Schritt in die richtige Richtung
„Der Kollektivvertrag sagt nicht, dass alle FahrradbotInnen angestellt werden müssen“, so Arbeitssoziologe Herr. Aber für jene, die es sind – bei Mjam Plus lediglich rund zehn Prozent, aber bei Lieferando beispielsweise nahezu alle Beschäftigten – bedeutet der Vertrag „auf jeden Fall“ eine Verbesserung. Das betreffe vor allem die Kostenersätze für Nutzung des privaten Handys und des eigenen Fahrrads. Für eine/n Vollzeitbeschäftigte/n bedeute das pro Monat rund 20 Euro mehr für das eigene Mobiltelefon; bei 40 Radkilometern pro Tag gibt es noch einmal knapp 150 Euro zusätzlich pro Monat für das eigene Gefährt.
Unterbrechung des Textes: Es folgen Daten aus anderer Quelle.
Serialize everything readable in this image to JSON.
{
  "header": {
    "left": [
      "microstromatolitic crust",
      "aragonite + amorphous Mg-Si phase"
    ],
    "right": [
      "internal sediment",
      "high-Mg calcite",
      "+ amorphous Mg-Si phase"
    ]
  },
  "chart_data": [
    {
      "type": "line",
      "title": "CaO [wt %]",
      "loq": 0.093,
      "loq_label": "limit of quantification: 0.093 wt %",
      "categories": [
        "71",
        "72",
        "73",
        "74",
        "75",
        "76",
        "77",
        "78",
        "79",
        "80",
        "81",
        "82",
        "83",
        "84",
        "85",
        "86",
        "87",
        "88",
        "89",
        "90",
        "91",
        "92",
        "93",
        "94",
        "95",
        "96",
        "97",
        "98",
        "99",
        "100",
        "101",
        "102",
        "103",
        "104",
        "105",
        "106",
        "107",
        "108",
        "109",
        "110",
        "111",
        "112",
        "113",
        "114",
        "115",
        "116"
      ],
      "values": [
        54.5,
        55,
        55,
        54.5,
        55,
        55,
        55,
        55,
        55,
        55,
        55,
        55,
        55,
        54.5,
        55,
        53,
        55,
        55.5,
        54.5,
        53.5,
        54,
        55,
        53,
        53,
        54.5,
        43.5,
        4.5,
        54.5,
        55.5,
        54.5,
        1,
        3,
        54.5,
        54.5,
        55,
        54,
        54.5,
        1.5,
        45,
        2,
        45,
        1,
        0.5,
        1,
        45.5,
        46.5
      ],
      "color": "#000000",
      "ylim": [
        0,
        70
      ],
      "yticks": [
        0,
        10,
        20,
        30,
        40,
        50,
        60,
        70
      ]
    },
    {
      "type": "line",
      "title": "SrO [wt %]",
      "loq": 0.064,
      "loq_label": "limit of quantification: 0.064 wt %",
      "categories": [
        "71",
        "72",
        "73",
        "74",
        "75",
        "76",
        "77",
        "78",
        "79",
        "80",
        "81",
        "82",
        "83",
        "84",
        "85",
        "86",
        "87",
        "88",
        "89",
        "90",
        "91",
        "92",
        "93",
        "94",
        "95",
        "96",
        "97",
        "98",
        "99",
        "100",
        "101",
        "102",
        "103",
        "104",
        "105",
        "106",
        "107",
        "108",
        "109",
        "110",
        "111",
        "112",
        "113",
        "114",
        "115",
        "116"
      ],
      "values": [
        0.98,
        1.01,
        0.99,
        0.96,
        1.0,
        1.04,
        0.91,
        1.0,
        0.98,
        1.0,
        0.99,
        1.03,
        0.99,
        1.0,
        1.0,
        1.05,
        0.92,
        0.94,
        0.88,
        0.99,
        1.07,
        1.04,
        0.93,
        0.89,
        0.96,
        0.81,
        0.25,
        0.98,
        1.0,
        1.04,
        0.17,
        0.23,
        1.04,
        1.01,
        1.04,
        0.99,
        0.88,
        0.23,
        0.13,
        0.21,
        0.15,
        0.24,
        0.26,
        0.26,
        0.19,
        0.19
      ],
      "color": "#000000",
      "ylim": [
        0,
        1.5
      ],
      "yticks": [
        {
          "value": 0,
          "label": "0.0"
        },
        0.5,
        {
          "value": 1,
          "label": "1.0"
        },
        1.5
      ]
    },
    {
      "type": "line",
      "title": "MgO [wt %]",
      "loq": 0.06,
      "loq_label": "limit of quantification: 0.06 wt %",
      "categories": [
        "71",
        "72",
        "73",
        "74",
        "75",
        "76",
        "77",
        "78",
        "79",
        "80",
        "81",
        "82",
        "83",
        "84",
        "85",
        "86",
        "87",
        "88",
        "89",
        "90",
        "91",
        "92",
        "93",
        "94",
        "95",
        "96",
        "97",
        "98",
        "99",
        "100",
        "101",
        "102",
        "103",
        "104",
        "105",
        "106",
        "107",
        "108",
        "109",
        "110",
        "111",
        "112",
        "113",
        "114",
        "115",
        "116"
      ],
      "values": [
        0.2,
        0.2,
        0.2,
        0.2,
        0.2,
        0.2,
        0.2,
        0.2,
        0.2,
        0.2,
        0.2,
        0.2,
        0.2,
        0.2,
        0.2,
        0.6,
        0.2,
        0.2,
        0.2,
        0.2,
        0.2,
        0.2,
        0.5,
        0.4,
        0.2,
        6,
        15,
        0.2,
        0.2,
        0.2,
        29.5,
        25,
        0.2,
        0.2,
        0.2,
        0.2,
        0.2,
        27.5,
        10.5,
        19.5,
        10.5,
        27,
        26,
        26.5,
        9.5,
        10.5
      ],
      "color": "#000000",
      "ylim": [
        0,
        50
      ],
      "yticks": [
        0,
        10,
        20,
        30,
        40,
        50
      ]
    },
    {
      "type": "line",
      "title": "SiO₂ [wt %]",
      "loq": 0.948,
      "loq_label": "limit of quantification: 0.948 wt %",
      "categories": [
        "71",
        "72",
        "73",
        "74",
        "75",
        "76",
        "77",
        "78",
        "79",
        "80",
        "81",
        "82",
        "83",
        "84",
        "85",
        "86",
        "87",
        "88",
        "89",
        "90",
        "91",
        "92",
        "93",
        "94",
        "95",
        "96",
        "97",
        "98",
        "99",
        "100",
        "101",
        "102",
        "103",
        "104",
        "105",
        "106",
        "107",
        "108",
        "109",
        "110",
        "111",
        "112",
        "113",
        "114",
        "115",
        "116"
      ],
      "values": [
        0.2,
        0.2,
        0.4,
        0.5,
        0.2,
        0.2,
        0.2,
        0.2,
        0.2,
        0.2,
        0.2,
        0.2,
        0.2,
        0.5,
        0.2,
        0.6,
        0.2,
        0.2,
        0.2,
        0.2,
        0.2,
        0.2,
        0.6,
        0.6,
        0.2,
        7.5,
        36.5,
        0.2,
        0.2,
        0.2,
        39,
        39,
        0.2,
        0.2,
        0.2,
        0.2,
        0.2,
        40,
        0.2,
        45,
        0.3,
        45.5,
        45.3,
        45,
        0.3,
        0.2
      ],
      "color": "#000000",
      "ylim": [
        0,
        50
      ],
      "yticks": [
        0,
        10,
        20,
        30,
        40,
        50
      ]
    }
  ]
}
Herr findet, letztlich sei die Entlohnung von FahrradzustellerInnen – ob angestellt oder nicht – „weniger eine rechtliche, sondern eine politische Frage“. In einem Interessenskonflikt stehen jeder Fraktion gewisse Machtressourcen zur Verfügung. Diese gelte es zu nutzen. Eine Perspektive sieht Herr hier neben einem Kollektivvertrag vor allem in puncto Betriebsräte. Auch hier wurden bereits Fortschritte erzielt: Im Frühjahr 2017 wurde ein solcher beim Lieferdienst Foodora (das mittlerweile zu Mjam Plus gehört) gegründet; seit Juni 2019 hat auch Lieferando einen Betriebsrat.Natürlich sei es schwierig, die Interessen einer Branche zu vertreten, die maßgeblich auf Selbstständigkeit fußt – „aber es führt kein Weg daran vorbei“, bekräftigt Bohrn Mena. Beschäftigungsverhältnisse sind seit jeher einem beständigen Wandel unterworfen, schon seit es Gewerkschaften gibt. Die Aufgabe einer solchen sei es, sich den neuen Bedingungen anzupassen und geeignete Rahmenbedingungen zu schaffen, so Bohrn Mena. Der Kollektivvertrag sei daher ein Schritt in die richtige Richtung.